What Dawkins hath wrought
In my chosen field of creative frustration, I doubt that a novel or short story will be written about memes, though, given current events in the field of autobiography, one could write a hell of a bogus meme memoir:
When I child, I was the most hated meme in my family. I was so radically different, I was despised, hated, and treated differently than my siblings. I tried mutating and adapting to the environment, but the harsh realities of natural selection kept me repressed. At school, the other memes stole my lunch money, and beat me so bad that the lifeguards wouldn’t let me swim in the memepool. My parents didn’t notice: Mamma Meme was too busy with her "latest idea boyfriend," and Daddy Meme was always drinking, embittered by by the fact he never made it into the realm of ideas.
Though they seem to have gained some currency in sociology and scientific circles, memes have found their true place in the blogosphere, where its progency, in classic style of natural selection, has obliterated all other memes about the nature of the meme. (In other words, this meme about the meme has survived, while the other memes about memes have gone extinct.)
I speak of being "tagged." You know to what I refer: posting on one’s blog a "meme" regarding one of many curious lists or such. You list the five books/albums/movies you’d take to a desert isle, or form a word with the first letter of the title of one’s seven-favorite poems by Symbolists; your 56 most embarrassing moments not involving a penis.

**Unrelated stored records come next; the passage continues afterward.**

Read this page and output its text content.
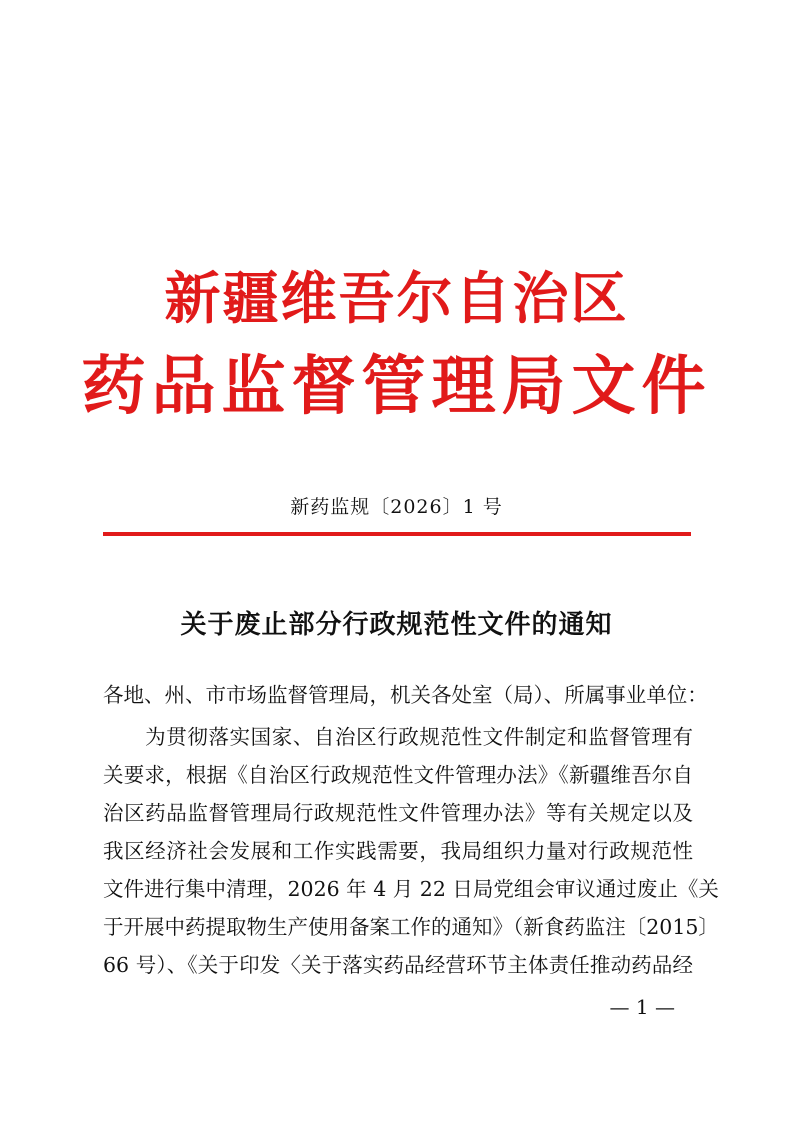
新疆维吾尔自治区
药品监督管理局文件
新药监规〔2026〕1 号
关于废止部分行政规范性文件的通知
各地、州、市市场监督管理局，机关各处室（局）、所属事业单位：
　　为贯彻落实国家、自治区行政规范性文件制定和监督管理有
关要求，根据《自治区行政规范性文件管理办法》《新疆维吾尔自
治区药品监督管理局行政规范性文件管理办法》等有关规定以及
我区经济社会发展和工作实践需要，我局组织力量对行政规范性
文件进行集中清理，2026 年 4 月 22 日局党组会审议通过废止《关
于开展中药提取物生产使用备案工作的通知》（新食药监注〔2015〕
66 号）、《关于印发〈关于落实药品经营环节主体责任推动药品经
— 1 —
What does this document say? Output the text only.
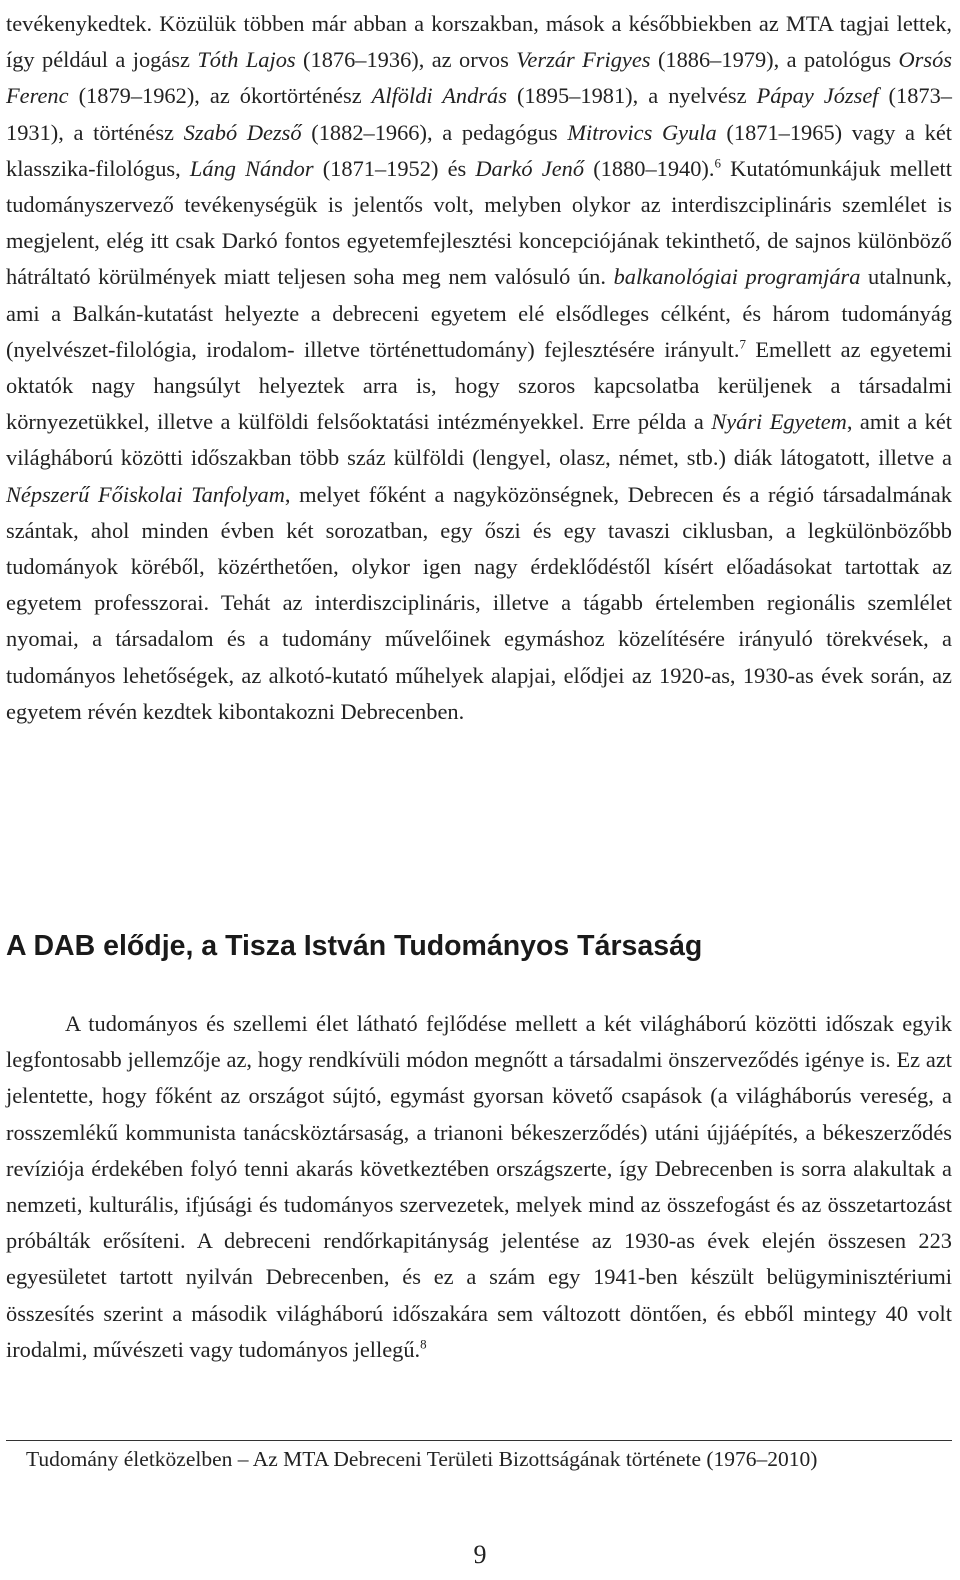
tevékenykedtek. Közülük többen már abban a korszakban, mások a későbbiekben az MTA tagjai lettek, így például a jogász Tóth Lajos (1876–1936), az orvos Verzár Frigyes (1886–1979), a patológus Orsós Ferenc (1879–1962), az ókortörténész Alföldi András (1895–1981), a nyelvész Pápay József (1873–1931), a történész Szabó Dezső (1882–1966), a pedagógus Mitrovics Gyula (1871–1965) vagy a két klasszika-filológus, Láng Nándor (1871–1952) és Darkó Jenő (1880–1940).$^6$ Kutatómunkájuk mellett tudományszervező tevékenységük is jelentős volt, melyben olykor az interdiszciplináris szemlélet is megjelent, elég itt csak Darkó fontos egyetemfejlesztési koncepciójának tekinthető, de sajnos különböző hátráltató körülmények miatt teljesen soha meg nem valósuló ún. balkanológiai programjára utalnunk, ami a Balkán-kutatást helyezte a debreceni egyetem elé elsődleges célként, és három tudományág (nyelvészet-filológia, irodalom- illetve történettudomány) fejlesztésére irányult.$^7$ Emellett az egyetemi oktatók nagy hangsúlyt helyeztek arra is, hogy szoros kapcsolatba kerüljenek a társadalmi környezetükkel, illetve a külföldi felsőoktatási intézményekkel. Erre példa a Nyári Egyetem, amit a két világháború közötti időszakban több száz külföldi (lengyel, olasz, német, stb.) diák látogatott, illetve a Népszerű Főiskolai Tanfolyam, melyet főként a nagyközönségnek, Debrecen és a régió társadalmának szántak, ahol minden évben két sorozatban, egy őszi és egy tavaszi ciklusban, a legkülönbözőbb tudományok köréből, közérthetően, olykor igen nagy érdeklődéstől kísért előadásokat tartottak az egyetem professzorai. Tehát az interdiszciplináris, illetve a tágabb értelemben regionális szemlélet nyomai, a társadalom és a tudomány művelőinek egymáshoz közelítésére irányuló törekvések, a tudományos lehetőségek, az alkotó-kutató műhelyek alapjai, elődjei az 1920-as, 1930-as évek során, az egyetem révén kezdtek kibontakozni Debrecenben.

A DAB elődje, a Tisza István Tudományos Társaság

A tudományos és szellemi élet látható fejlődése mellett a két világháború közötti időszak egyik legfontosabb jellemzője az, hogy rendkívüli módon megnőtt a társadalmi önszerveződés igénye is. Ez azt jelentette, hogy főként az országot sújtó, egymást gyorsan követő csapások (a világháborús vereség, a rosszemlékű kommunista tanácsköztársaság, a trianoni békeszerződés) utáni újjáépítés, a békeszerződés revíziója érdekében folyó tenni akarás következtében országszerte, így Debrecenben is sorra alakultak a nemzeti, kulturális, ifjúsági és tudományos szervezetek, melyek mind az összefogást és az összetartozást próbálták erősíteni. A debreceni rendőrkapitányság jelentése az 1930-as évek elején összesen 223 egyesületet tartott nyilván Debrecenben, és ez a szám egy 1941-ben készült belügyminisztériumi összesítés szerint a második világháború időszakára sem változott döntően, és ebből mintegy 40 volt irodalmi, művészeti vagy tudományos jellegű.$^8$

Tudomány életközelben – Az MTA Debreceni Területi Bizottságának története (1976–2010)

9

I had avoided being tagged for lo these many years, probably because most bloggers find me an irritating, ingratiating, and generally masturbating presence on their sites. However, Collin Kelley, a poet, novelist, and all-around mench who runs the excellent Modern Confessional blog, finally did what I had been dreading — I was tagged for his meme*.

Silly meme
It is the etiquette of such things that if I do not respond, a man named Ubaldo will come to my home and break my ankles.
So I will submit to the inevitable, and fulfill my duties as a blogger. To borrow an evolutionary perspective, I can’t think of the utility of such things as a writer or how they help me survive. But I if you blog long enough, you’ll drown in the memepool.
Just remember — "meme" is "me" written twice.
If that is supposed to meme anything. Because I had a really bad meme about it last night. As nothing is as it memes. Don’t wear your blue memes to shul. And I’ll shut up now.
*The meme is to turn to page 123 of a work of fiction, go to the fifth sentence, and copy it and the following three sentences. This is from Brock Clarke’s "An Arsonist’s Guide to Writers’ Homes in New England":
"And what does one do when finally becomes a grown-ass man? Why, one goes back to the people he’s loved and lost and tells them, as the poet says, the whole truth and nothing but and then refuses to go anywhere until he is forgiven for lying in the first place. It was time. Hopefully it wasn’t past time."
Now that I’ve done that, I tag Gawker, Daily Kos, and right-wing cybernut Michelle Malkin.
[...] Original post by Bookfraud [...]
Actually, this was one of my least favorite memes to date. I only did it because I’d been double-tagged and felt obligated. Glad you got a whole post out of it though. Very cool.
first poster: are you a bot? a hot bot? hot bot with a big g-spot?
collin: that’s the thing — one feels obligated with these memes. even if we don’t want to post, we post. it was cool to get a post out it, however.
Amusing post, thanks.
http://wheremytruthlives.wordpress.com/2008/02/15/what-is-a-meme/
I’ve seen Dawkins referenced in at least four blog posts recently. I think it’s time I acquire some of his books and better acquaint myself.